Self-Consistency is a decoding strategy that samples multiple reasoning paths from the LLM and selects the most frequent answer. By aggregating diverse reasoning traces, this technique reduces errors from single-path reasoning and improves answer reliability. It builds on Chain of Thought by sampling multiple CoT outputs rather than using greedy decoding.
How it works
Generate multiple paths: Sample N reasoning traces for the same problem
Extract answers: Parse final answers from each trace
Vote/aggregate: Select the most common answer
Return result: Output the consensus answer
Key considerations
Sample count: More samples increase accuracy but cost
Aggregation: Majority vote, weighted, or confidence-based
Diversity: Temperature and sampling parameters affect variety
Speed: Parallel generation can mitigate latency
When to use
Tasks where multiple reasoning paths exist
Applications requiring high reliability
Scenarios where cost-latency trade-off is acceptable
Math, logic, and factual reasoning tasks
Build This Pattern
Copy this prompt and paste it into Claude Code, OpenCode, Codex, or Cursor to implement this pattern.
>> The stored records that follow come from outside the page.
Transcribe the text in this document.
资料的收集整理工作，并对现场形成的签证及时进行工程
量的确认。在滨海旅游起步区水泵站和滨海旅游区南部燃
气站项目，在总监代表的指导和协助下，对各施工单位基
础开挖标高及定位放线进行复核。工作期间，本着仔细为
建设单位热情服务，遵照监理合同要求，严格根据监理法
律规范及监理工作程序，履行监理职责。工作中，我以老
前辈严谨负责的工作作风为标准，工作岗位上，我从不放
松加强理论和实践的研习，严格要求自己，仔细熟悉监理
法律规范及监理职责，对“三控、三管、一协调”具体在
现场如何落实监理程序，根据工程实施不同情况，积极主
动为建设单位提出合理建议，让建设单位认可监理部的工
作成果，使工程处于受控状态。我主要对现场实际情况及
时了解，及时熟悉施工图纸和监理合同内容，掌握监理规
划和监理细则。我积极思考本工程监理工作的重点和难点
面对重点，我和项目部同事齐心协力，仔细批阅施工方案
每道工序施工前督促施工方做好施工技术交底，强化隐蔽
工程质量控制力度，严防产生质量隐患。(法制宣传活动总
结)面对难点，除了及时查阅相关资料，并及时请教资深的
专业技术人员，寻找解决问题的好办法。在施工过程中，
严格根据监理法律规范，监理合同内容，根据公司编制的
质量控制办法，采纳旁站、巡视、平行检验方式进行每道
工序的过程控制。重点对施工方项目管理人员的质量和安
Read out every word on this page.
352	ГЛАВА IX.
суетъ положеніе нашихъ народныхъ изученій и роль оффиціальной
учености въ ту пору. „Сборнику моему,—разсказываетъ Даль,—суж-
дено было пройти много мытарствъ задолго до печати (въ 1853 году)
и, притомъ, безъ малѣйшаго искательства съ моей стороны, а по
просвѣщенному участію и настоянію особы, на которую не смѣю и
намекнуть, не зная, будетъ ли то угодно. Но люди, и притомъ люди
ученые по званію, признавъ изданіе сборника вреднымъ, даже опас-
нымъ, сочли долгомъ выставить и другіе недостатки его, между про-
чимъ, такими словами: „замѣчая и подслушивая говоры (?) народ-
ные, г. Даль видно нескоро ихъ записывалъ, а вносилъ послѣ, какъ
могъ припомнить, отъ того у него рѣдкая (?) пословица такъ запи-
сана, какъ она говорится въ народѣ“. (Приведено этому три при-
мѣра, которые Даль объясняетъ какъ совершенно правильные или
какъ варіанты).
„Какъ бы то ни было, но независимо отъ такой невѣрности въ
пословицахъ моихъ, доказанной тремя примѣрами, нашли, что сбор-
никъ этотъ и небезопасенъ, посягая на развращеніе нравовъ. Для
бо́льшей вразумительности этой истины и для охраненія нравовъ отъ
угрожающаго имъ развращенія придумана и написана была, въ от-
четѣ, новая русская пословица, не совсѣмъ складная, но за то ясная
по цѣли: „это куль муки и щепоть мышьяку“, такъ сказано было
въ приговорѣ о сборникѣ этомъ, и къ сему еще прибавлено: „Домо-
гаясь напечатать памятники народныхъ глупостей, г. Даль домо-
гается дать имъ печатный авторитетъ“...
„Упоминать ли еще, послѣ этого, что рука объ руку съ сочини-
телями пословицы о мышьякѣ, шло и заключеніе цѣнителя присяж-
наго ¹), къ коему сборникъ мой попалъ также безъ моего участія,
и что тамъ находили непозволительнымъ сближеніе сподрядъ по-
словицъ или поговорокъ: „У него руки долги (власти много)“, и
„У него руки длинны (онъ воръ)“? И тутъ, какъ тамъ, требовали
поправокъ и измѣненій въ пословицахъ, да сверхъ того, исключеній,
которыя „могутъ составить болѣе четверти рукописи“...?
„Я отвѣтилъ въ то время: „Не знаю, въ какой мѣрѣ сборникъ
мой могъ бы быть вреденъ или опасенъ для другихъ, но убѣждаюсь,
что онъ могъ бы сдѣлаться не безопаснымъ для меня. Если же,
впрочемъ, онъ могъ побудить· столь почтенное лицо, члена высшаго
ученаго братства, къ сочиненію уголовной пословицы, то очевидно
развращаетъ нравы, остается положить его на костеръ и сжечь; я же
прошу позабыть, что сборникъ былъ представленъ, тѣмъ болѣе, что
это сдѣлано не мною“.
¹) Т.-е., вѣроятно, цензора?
Build me a self-consistency system for LLM reasoning. Architecture: implement a parallel generation module that creates N independent reasoning paths (default 5, temperature 0.7) with different random seeds. Each path produces a structured output. An aggregation module then combines answers using type-specific strategies: majority voting for multiple-choice, median with variance for numeric answers, and theme clustering for free-text. Include an answer type detection module that automatically selects the aggregation strategy. Error handling: handle paths producing no answer by excluding them from aggregation. If all paths disagree (agreement rate below 0.3), return all answers with a low-confidence warning. Handle empty or invalid path outputs gracefully. Edge cases: handle ties in majority voting by using secondary criteria (path confidence). Handle numeric answers with units by normalizing before aggregation. Support answers that are lists or sets by using Jaccard similarity for clustering. Best practices: return consensus answer plus individual path outputs, aggregation results, confidence score (agreement rate), and which paths disagreed. Make N and temperature configurable. Log per-path generation time. Testing: unit test each aggregation strategy independently. Test with known consensus and dissensus scenarios. Verify confidence scores reflect agreement accurately. TypeScript.